When a voiceless sound like [s] precedes a voiced consonant like "L" [l], it can cause the voiced consonant to become voiceless. Phoneticians and phonologists call this voicing assimilation. English speakers make the "L" sound voiceless in words like "play" [pl̥eɪ] (the dot under the consonant indicates that it is voiceless). Try saying "play" and holding the "L" sound. It should not sound like a typical "L" sound to you (and if you say "puh-lay", you're cheating). The "L" is voiceless here because the "p" sound is voiceless. Grover's voice did this in the clip - he says [ðætsʌ̃sl̥ʌkən...].
But why does this sound like "f"? A voiceless "L" sound actually sounds an awful lot like 'f' - it shares a lot more of the acoustic characteristics with "f" than it does with other sounds that you are used to. It is possible to hear [sl̥] as [f] as a result. However, this misperception is in your ears. If you are not used to listening for these sorts of phonetic sequences, especially when people (or muppets) are speaking quickly, then you might mis-hear these sequences.

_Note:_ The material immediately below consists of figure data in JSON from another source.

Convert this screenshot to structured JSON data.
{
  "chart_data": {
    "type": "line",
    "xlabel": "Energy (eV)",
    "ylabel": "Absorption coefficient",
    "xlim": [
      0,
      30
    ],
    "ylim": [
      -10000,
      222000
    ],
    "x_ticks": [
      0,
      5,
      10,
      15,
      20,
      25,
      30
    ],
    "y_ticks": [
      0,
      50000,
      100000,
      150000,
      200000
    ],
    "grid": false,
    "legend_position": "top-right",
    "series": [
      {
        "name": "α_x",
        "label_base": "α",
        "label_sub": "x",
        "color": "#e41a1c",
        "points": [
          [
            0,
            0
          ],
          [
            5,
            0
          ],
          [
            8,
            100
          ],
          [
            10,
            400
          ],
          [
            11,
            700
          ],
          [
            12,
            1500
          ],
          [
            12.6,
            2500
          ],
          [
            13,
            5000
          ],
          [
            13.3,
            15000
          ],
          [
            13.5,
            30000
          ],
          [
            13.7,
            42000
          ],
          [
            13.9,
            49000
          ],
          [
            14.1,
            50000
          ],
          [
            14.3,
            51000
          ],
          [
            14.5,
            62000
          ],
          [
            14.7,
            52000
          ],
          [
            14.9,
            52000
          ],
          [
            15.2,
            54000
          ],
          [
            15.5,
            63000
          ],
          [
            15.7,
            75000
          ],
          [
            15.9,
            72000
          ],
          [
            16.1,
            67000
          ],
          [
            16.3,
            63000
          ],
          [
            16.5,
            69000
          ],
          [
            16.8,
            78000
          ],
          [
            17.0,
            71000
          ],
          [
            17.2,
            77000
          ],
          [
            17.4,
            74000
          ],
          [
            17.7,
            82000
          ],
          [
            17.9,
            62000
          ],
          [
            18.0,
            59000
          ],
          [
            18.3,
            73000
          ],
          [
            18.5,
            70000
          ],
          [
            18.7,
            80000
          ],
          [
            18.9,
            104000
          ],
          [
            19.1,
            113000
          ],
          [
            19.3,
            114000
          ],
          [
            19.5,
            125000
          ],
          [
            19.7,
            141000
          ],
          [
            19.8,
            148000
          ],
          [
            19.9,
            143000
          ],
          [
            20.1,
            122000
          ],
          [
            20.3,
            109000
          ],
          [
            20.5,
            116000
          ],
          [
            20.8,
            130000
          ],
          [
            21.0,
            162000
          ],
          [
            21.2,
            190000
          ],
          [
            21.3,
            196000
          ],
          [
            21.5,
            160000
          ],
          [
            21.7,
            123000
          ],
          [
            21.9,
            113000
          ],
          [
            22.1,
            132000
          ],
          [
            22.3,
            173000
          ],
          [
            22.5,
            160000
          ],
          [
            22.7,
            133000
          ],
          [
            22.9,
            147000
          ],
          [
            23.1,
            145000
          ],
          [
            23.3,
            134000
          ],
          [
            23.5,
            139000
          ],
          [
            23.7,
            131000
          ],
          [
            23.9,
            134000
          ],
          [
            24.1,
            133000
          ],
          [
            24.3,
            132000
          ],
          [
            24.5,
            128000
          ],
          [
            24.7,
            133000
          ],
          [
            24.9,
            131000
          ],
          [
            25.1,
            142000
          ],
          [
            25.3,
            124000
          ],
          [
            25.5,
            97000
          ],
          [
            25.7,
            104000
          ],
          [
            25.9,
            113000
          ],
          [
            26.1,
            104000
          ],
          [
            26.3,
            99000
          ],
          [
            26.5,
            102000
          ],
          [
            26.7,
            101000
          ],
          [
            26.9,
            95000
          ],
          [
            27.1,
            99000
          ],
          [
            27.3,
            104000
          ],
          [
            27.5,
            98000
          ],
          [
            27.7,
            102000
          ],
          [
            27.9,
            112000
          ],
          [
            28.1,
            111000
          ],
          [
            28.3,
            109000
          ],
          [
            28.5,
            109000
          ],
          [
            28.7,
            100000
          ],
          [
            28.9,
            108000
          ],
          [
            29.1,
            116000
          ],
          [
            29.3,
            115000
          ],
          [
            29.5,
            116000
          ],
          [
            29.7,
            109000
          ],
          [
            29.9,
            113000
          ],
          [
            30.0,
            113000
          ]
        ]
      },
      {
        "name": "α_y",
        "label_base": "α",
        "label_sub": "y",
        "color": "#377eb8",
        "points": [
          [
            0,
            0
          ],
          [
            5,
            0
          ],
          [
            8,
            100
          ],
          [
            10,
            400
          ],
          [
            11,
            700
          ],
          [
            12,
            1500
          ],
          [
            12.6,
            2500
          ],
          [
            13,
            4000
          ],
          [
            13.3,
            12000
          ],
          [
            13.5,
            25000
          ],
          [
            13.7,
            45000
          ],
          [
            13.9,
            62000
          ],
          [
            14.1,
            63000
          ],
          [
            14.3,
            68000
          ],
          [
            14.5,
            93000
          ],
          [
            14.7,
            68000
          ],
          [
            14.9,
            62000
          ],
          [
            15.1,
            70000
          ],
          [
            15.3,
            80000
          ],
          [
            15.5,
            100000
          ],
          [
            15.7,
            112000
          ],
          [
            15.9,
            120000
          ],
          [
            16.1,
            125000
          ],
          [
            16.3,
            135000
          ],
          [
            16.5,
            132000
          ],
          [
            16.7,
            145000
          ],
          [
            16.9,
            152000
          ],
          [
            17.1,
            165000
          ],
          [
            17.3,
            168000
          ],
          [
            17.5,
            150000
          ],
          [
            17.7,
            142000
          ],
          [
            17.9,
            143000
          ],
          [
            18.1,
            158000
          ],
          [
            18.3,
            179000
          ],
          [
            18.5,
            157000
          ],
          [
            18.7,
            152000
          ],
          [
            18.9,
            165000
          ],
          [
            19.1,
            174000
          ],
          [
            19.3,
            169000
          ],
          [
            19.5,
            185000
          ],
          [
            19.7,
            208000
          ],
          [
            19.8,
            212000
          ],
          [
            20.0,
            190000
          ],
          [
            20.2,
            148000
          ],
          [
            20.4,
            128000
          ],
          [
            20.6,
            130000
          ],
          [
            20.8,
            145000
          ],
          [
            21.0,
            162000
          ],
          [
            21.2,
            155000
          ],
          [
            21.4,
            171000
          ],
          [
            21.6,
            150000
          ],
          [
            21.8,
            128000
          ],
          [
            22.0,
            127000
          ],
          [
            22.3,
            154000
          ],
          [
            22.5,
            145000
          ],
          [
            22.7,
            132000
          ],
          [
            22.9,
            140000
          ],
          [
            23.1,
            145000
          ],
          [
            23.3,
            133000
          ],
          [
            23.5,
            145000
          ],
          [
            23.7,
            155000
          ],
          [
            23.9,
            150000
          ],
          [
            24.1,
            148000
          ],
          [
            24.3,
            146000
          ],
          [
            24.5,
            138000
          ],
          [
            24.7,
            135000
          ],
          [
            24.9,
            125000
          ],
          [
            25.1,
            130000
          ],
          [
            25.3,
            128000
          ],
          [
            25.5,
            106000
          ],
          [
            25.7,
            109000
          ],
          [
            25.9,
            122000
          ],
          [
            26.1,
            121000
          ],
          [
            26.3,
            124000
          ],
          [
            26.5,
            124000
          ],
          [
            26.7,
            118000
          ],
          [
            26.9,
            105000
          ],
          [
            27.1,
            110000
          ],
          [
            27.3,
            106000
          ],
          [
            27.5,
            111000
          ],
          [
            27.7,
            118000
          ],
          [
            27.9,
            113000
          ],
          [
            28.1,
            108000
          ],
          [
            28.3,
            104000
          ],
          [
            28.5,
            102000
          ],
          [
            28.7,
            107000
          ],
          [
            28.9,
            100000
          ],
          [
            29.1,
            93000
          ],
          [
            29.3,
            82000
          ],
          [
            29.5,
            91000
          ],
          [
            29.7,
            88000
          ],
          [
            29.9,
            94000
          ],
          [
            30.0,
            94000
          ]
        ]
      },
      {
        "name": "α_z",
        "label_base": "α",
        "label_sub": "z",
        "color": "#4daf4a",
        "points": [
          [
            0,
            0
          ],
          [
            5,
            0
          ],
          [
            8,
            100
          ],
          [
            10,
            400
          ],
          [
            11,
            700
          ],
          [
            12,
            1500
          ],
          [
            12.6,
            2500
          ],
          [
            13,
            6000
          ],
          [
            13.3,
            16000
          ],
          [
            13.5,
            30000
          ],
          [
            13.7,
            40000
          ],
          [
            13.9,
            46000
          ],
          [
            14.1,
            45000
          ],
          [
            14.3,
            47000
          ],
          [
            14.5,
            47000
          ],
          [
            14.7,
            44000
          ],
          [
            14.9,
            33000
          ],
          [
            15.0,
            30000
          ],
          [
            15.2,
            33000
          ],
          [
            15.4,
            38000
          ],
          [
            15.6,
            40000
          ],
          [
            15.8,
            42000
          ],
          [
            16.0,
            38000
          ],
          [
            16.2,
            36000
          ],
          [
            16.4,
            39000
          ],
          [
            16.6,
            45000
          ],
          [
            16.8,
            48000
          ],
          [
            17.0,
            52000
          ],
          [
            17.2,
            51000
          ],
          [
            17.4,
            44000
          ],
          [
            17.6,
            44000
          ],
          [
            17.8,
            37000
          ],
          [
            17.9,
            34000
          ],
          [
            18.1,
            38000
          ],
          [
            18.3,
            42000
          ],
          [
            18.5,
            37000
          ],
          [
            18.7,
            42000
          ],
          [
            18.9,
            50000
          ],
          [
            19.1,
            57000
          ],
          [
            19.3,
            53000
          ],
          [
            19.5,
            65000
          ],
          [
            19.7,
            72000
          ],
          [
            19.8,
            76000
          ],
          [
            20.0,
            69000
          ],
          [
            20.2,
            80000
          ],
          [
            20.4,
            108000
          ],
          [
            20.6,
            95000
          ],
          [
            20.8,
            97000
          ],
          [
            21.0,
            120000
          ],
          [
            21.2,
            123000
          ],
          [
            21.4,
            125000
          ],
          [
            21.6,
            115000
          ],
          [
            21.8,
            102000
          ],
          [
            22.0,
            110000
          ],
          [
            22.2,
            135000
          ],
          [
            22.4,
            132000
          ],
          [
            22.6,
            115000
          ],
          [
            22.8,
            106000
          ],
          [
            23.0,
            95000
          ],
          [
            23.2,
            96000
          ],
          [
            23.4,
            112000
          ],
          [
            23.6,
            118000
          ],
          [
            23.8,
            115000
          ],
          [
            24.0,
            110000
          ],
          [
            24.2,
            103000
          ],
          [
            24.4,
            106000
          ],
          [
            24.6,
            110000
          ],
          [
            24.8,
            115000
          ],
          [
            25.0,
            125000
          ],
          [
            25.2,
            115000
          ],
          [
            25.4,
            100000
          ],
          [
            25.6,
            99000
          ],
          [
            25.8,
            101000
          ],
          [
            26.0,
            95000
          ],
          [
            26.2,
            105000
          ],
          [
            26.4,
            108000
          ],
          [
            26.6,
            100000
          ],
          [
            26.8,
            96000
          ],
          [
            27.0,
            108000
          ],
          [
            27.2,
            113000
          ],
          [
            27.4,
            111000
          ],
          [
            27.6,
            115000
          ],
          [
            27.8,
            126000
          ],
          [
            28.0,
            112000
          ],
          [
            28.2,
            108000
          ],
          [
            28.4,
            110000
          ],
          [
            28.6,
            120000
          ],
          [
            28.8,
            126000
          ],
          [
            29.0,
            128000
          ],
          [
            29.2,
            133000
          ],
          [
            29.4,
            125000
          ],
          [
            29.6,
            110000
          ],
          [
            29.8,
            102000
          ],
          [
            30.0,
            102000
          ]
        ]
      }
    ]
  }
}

That brings us to the big leap. Take a look at the phonetic differences between Grover's utterance and a sequence with the F-bomb in it:
[ðætsʌ̃sl̥ʌkən...] - 'that sounds like an' - Grover's speech
[ðætsʌ̃fʌkən...] - 'that's a f*ckin' - speech with the F-bomb
The only differences here between the two phrases is in the initial consonants and, for reasons described above, listeners are likely to mishear such sequences. Grover, in my estimation, is a perfectly well-behaved muppet. Though, he should maybe cut down on the coffee consumption.